管理職教育は多くの企業が頭を抱える問題だろう。管理職には2つのタイプが存在する。1つは自分の立場に固執し、守りに入る人。他方は自分へのフィードバックを求める人だ。どちらが優秀であるかは言うまでもないだろう。その点で私が一番感心した管理職教育プログラムはゼネラル・エレクトリック(GE)のものだ。GEではマネジャー候補を1年ぐらいの期間でどんどん違うセクションに異動させる。優れた状況把握能力や決断能力は同じ部署で働き続けるだけではなかなか身につけられない。異なる環境に次々と移り、そのたびに周囲からのフィードバックを得ることによって、その能力が磨き上げられていくのだ。GEのマネジャー教育を受けた人々は転職先でも経営者層に就くことが多いことからも有用性がうかがえる。
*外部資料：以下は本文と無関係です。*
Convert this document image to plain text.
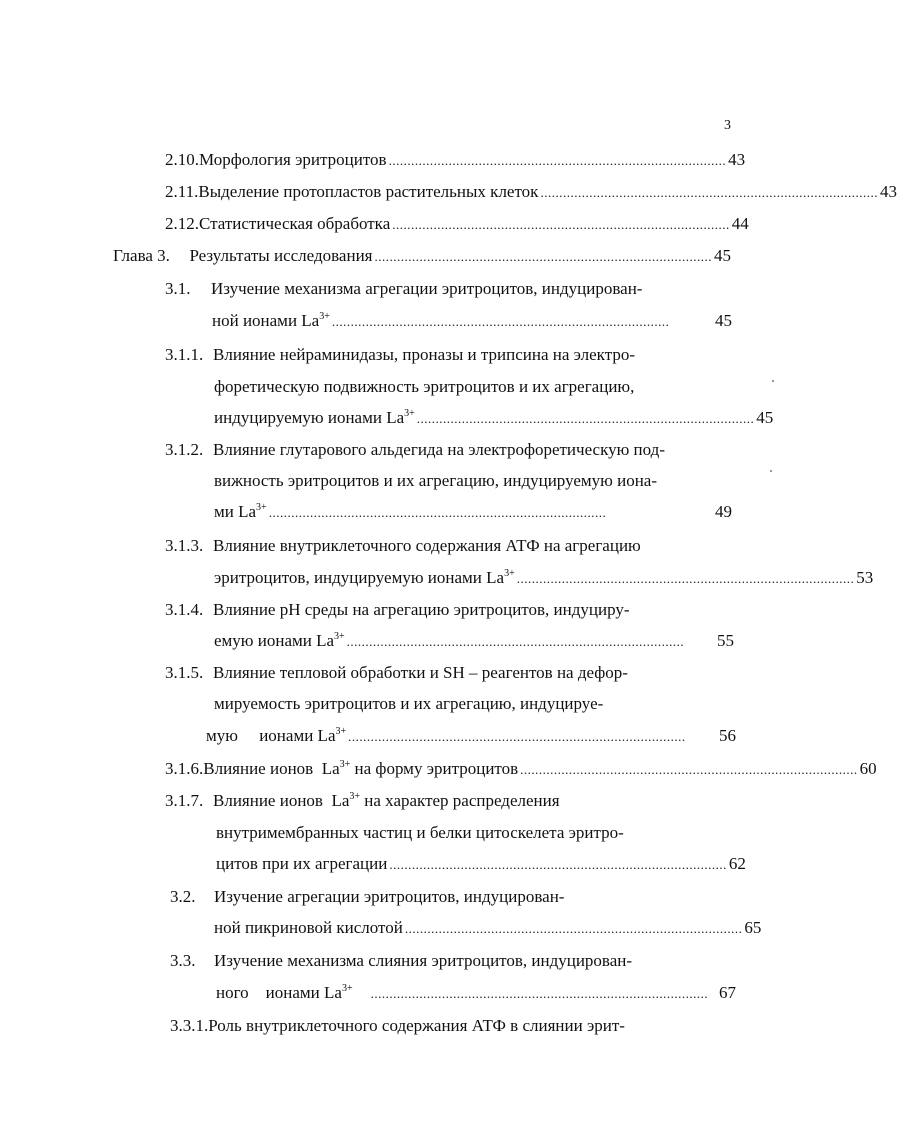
3
2.10. Морфология эритроцитов .......................................................................................... 43
2.11. Выделение протопластов растительных клеток .......................................................................................... 43
2.12. Статистическая обработка .......................................................................................... 44
Глава 3.	Результаты исследования .......................................................................................... 45
3.1.	Изучение механизма агрегации эритроцитов, индуцирован-
ной ионами $La^{3+}$ ..........................................................................................	45
3.1.1. Влияние нейраминидазы, проназы и трипсина на электро-
форетическую подвижность эритроцитов и их агрегацию,
индуцируемую ионами $La^{3+}$ .......................................................................................... 45
3.1.2. Влияние глутарового альдегида на электрофоретическую под-
вижность эритроцитов и их агрегацию, индуцируемую иона-
ми $La^{3+}$ ..........................................................................................	49
3.1.3. Влияние внутриклеточного содержания АТФ на агрегацию
эритроцитов, индуцируемую ионами $La^{3+}$ .......................................................................................... 53
3.1.4. Влияние pH среды на агрегацию эритроцитов, индуциру-
емую ионами $La^{3+}$ ..........................................................................................	55
3.1.5. Влияние тепловой обработки и SH – реагентов на дефор-
мируемость эритроцитов и их агрегацию, индуцируе-
мую     ионами $La^{3+}$ ..........................................................................................	56
3.1.6. Влияние ионов  $La^{3+}$ на форму эритроцитов .......................................................................................... 60
3.1.7. Влияние ионов  $La^{3+}$ на характер распределения
внутримембранных частиц и белки цитоскелета эритро-
цитов при их агрегации .......................................................................................... 62
3.2.	Изучение агрегации эритроцитов, индуцирован-
ной пикриновой кислотой .......................................................................................... 65
3.3.	Изучение механизма слияния эритроцитов, индуцирован-
ного    ионами $La^{3+}$ .......................................................................................... 67
3.3.1. Роль внутриклеточного содержания АТФ в слиянии эрит-
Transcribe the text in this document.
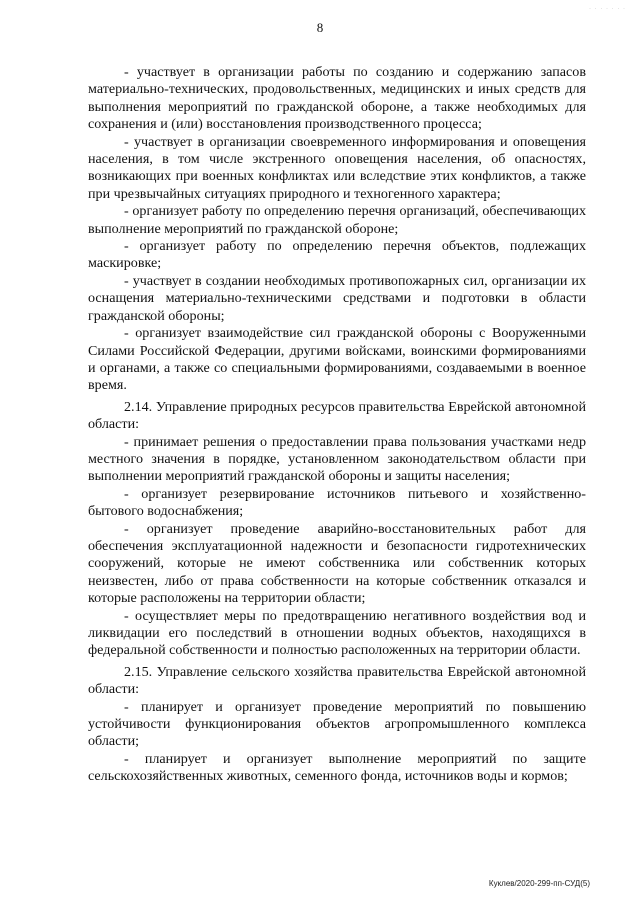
8
· · · · · · ·

- участвует в организации работы по созданию и содержанию запасов материально-технических, продовольственных, медицинских и иных средств для выполнения мероприятий по гражданской обороне, а также необходимых для сохранения и (или) восстановления производственного процесса;

- участвует в организации своевременного информирования и оповещения населения, в том числе экстренного оповещения населения, об опасностях, возникающих при военных конфликтах или вследствие этих конфликтов, а также при чрезвычайных ситуациях природного и техногенного характера;

- организует работу по определению перечня организаций, обеспечивающих выполнение мероприятий по гражданской обороне;

- организует работу по определению перечня объектов, подлежащих маскировке;

- участвует в создании необходимых противопожарных сил, организации их оснащения материально-техническими средствами и подготовки в области гражданской обороны;

- организует взаимодействие сил гражданской обороны с Вооруженными Силами Российской Федерации, другими войсками, воинскими формированиями и органами, а также со специальными формированиями, создаваемыми в военное время.

2.14. Управление природных ресурсов правительства Еврейской автономной области:

- принимает решения о предоставлении права пользования участками недр местного значения в порядке, установленном законодательством области при выполнении мероприятий гражданской обороны и защиты населения;

- организует резервирование источников питьевого и хозяйственно-бытового водоснабжения;

- организует проведение аварийно-восстановительных работ для обеспечения эксплуатационной надежности и безопасности гидротехнических сооружений, которые не имеют собственника или собственник которых неизвестен, либо от права собственности на которые собственник отказался и которые расположены на территории области;

- осуществляет меры по предотвращению негативного воздействия вод и ликвидации его последствий в отношении водных объектов, находящихся в федеральной собственности и полностью расположенных на территории области.

2.15. Управление сельского хозяйства правительства Еврейской автономной области:

- планирует и организует проведение мероприятий по повышению устойчивости функционирования объектов агропромышленного комплекса области;

- планирует и организует выполнение мероприятий по защите сельскохозяйственных животных, семенного фонда, источников воды и кормов;

Куклев/2020-299-пп-СУД(5)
あなたの会社にそういった教育システムが存在しなくても上達を諦める必要はない。あなたの行動に対してフィードバックをくれるような人物を探せばいい。同じ部署や会社の人はいろいろな利害関係もあるだろうから、必ずしも同じ組織の人間でなくともよい。会社の外にもアドバイスを求めることができるような人脈を広げるべきだ。一方的にアドバイスを受けるだけではなく、お互いに指摘し合えるような人間関係を構築できれば最高だろう。
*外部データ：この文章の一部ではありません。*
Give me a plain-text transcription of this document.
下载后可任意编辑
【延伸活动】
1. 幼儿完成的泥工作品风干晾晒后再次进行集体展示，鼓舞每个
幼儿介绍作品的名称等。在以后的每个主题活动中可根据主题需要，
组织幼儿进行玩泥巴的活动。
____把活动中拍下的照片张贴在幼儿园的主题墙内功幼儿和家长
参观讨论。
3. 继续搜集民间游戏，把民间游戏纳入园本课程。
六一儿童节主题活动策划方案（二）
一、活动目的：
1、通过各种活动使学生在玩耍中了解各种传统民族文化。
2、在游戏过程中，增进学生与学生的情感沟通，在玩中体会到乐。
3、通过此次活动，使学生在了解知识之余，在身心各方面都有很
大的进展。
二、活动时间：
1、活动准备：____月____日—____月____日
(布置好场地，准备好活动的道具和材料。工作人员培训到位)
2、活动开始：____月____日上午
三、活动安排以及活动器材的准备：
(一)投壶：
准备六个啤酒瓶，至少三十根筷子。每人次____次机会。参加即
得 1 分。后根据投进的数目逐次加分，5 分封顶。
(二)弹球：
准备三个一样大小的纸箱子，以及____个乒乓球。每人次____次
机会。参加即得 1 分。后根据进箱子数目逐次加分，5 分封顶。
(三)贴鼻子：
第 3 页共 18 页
私が思うに、管理職の最も重要な仕事の1つが部下一人一人のモチベーションを上げることだ。そのためには上司が直接的に、細かく指示を出すのではなく、部下同士がお互いにフィードバックできるような環境を構築することが望ましい。切磋琢磨するうちに部下の能力は向上し、難しい局面においても自らが工夫してうまくやりとげることができる。

管理職には高いコミュニケーション能力も必要だ。自身のコミュニケーション能力に不安を抱える人には、あるサーカスの団長が行った訓練について紹介したい。ブラジルのリオデジャネイロのラッシュアワーが彼の修業の場だった。皆が家路を急ぐ中、ランダムに対象を選んで話しかけるのだ。早く家に帰りたいはずの相手をどれだけ会話で留めておけるか、そんな過酷な訓練を毎日3時間繰り返したのだ。
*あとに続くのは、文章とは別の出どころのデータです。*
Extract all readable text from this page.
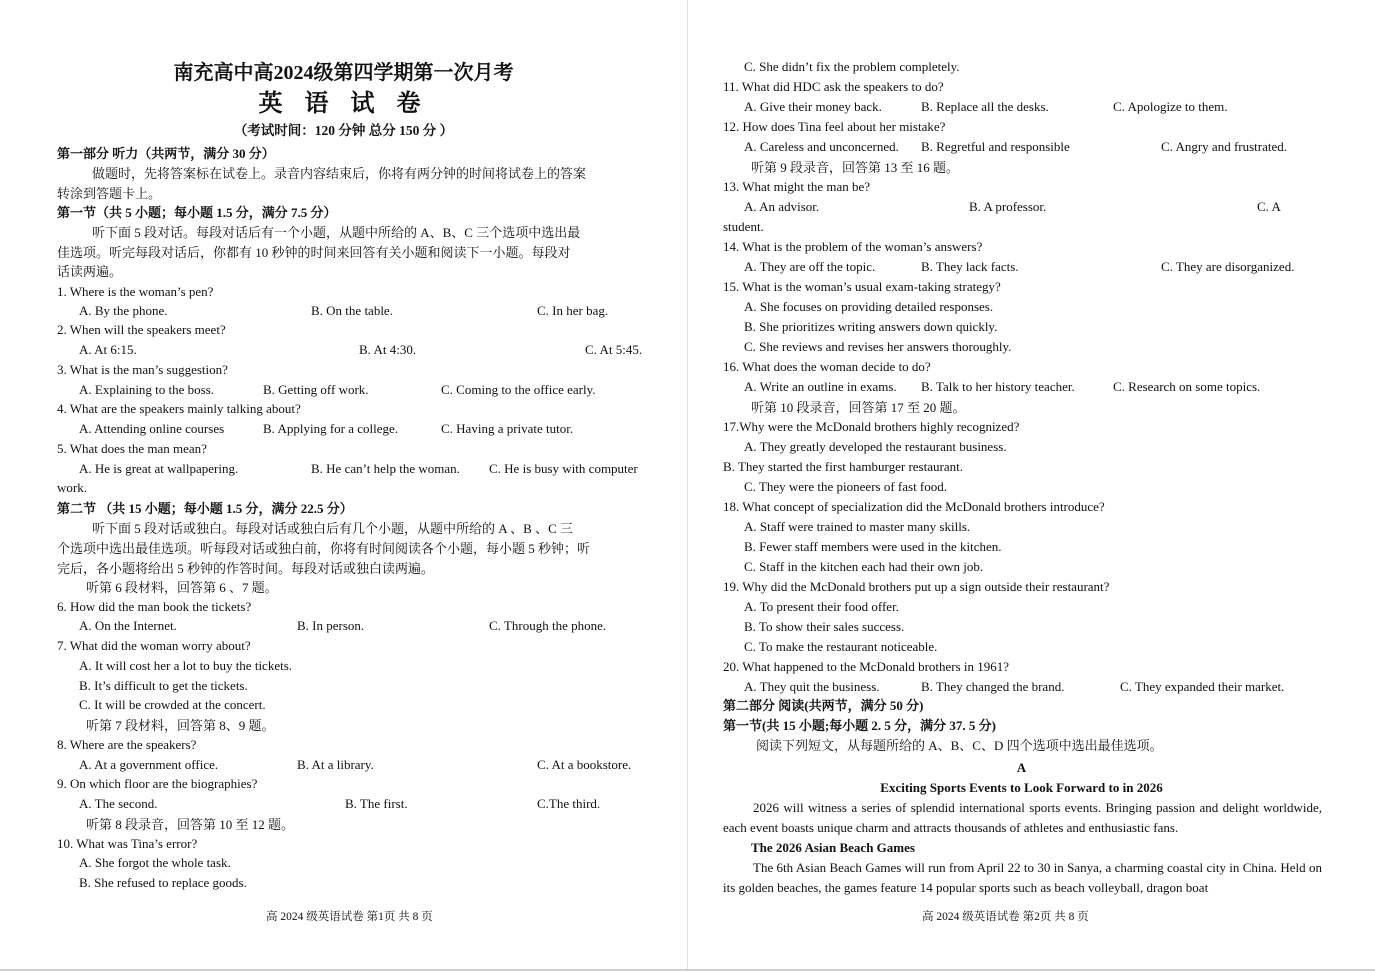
南充高中高2024级第四学期第一次月考
英 语 试 卷
（考试时间：120 分钟 总分 150 分 ）
第一部分 听力（共两节，满分 30 分）
做题时，先将答案标在试卷上。录音内容结束后，你将有两分钟的时间将试卷上的答案
转涂到答题卡上。
第一节（共 5 小题；每小题 1.5 分，满分 7.5 分）
听下面 5 段对话。每段对话后有一个小题，从题中所给的 A、B、C 三个选项中选出最
佳选项。听完每段对话后，你都有 10 秒钟的时间来回答有关小题和阅读下一小题。每段对
话读两遍。
1. Where is the woman’s pen?
A. By the phone.	B. On the table.	C. In her bag.
2. When will the speakers meet?
A. At 6:15.	B. At 4:30.	C. At 5:45.
3. What is the man’s suggestion?
A. Explaining to the boss.	B. Getting off work.	C. Coming to the office early.
4. What are the speakers mainly talking about?
A. Attending online courses	B. Applying for a college.	C. Having a private tutor.
5. What does the man mean?
A. He is great at wallpapering.	B. He can’t help the woman. C. He is busy with computer
work.
第二节 （共 15 小题；每小题 1.5 分，满分 22.5 分）
听下面 5 段对话或独白。每段对话或独白后有几个小题，从题中所给的 A 、B 、C 三
个选项中选出最佳选项。听每段对话或独白前，你将有时间阅读各个小题，每小题 5 秒钟；听
完后，各小题将给出 5 秒钟的作答时间。每段对话或独白读两遍。
听第 6 段材料，回答第 6 、7 题。
6. How did the man book the tickets?
A. On the Internet.	B. In person.	C. Through the phone.
7. What did the woman worry about?
A. It will cost her a lot to buy the tickets.
B. It’s difficult to get the tickets.
C. It will be crowded at the concert.
听第 7 段材料，回答第 8、9 题。
8. Where are the speakers?
A. At a government office.	B. At a library.	C. At a bookstore.
9. On which floor are the biographies?
A. The second.	B. The first.	C.The third.
听第 8 段录音，回答第 10 至 12 题。
10. What was Tina’s error?
A. She forgot the whole task.
B. She refused to replace goods.
高 2024 级英语试卷 第1页 共 8 页
C. She didn’t fix the problem completely.
11. What did HDC ask the speakers to do?
A. Give their money back.	B. Replace all the desks.	C. Apologize to them.
12. How does Tina feel about her mistake?
A. Careless and unconcerned. B. Regretful and responsible	C. Angry and frustrated.
听第 9 段录音，回答第 13 至 16 题。
13. What might the man be?
A. An advisor.	B. A professor.	C. A
student.
14. What is the problem of the woman’s answers?
A. They are off the topic.	B. They lack facts.	C. They are disorganized.
15. What is the woman’s usual exam-taking strategy?
A. She focuses on providing detailed responses.
B. She prioritizes writing answers down quickly.
C. She reviews and revises her answers thoroughly.
16. What does the woman decide to do?
A. Write an outline in exams. B. Talk to her history teacher.	C. Research on some topics.
听第 10 段录音，回答第 17 至 20 题。
17.Why were the McDonald brothers highly recognized?
A. They greatly developed the restaurant business.
B. They started the first hamburger restaurant.
C. They were the pioneers of fast food.
18. What concept of specialization did the McDonald brothers introduce?
A. Staff were trained to master many skills.
B. Fewer staff members were used in the kitchen.
C. Staff in the kitchen each had their own job.
19. Why did the McDonald brothers put up a sign outside their restaurant?
A. To present their food offer.
B. To show their sales success.
C. To make the restaurant noticeable.
20. What happened to the McDonald brothers in 1961?
A. They quit the business.	B. They changed the brand.	C. They expanded their market.
第二部分 阅读(共两节，满分 50 分)
第一节(共 15 小题;每小题 2. 5 分，满分 37. 5 分)
阅读下列短文，从每题所给的 A、B、C、D 四个选项中选出最佳选项。
A
Exciting Sports Events to Look Forward to in 2026
2026 will witness a series of splendid international sports events. Bringing passion and delight worldwide, each event boasts unique charm and attracts thousands of athletes and enthusiastic fans.
The 2026 Asian Beach Games
The 6th Asian Beach Games will run from April 22 to 30 in Sanya, a charming coastal city in China. Held on its golden beaches, the games feature 14 popular sports such as beach volleyball, dragon boat
高 2024 级英语试卷 第2页 共 8 页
努力を実らせるには時間をかけることが必要だ。しかし、シミュレーションとフィードバックなしには上達は見込めない。あなたが熟達者を目指すなら、頭を使って理想とするイメージをつくり上げ、そこに到達するために何が必要か考え、ときに助言をもらいながら繰り返し訓練する日々を送るべきなのだ。

フロリダ州立大学心理学部教授 アンダース・エリクソン
様々な分野における「プロの技」の獲得過程を研究対象とし、「熟達化」研究の世界的権威。看護師、法律関係者、スポーツ選手など、多岐にわたり膨大な研究成果を集め、「探究トレーニング(Deliberate Practice)」理論を提唱した。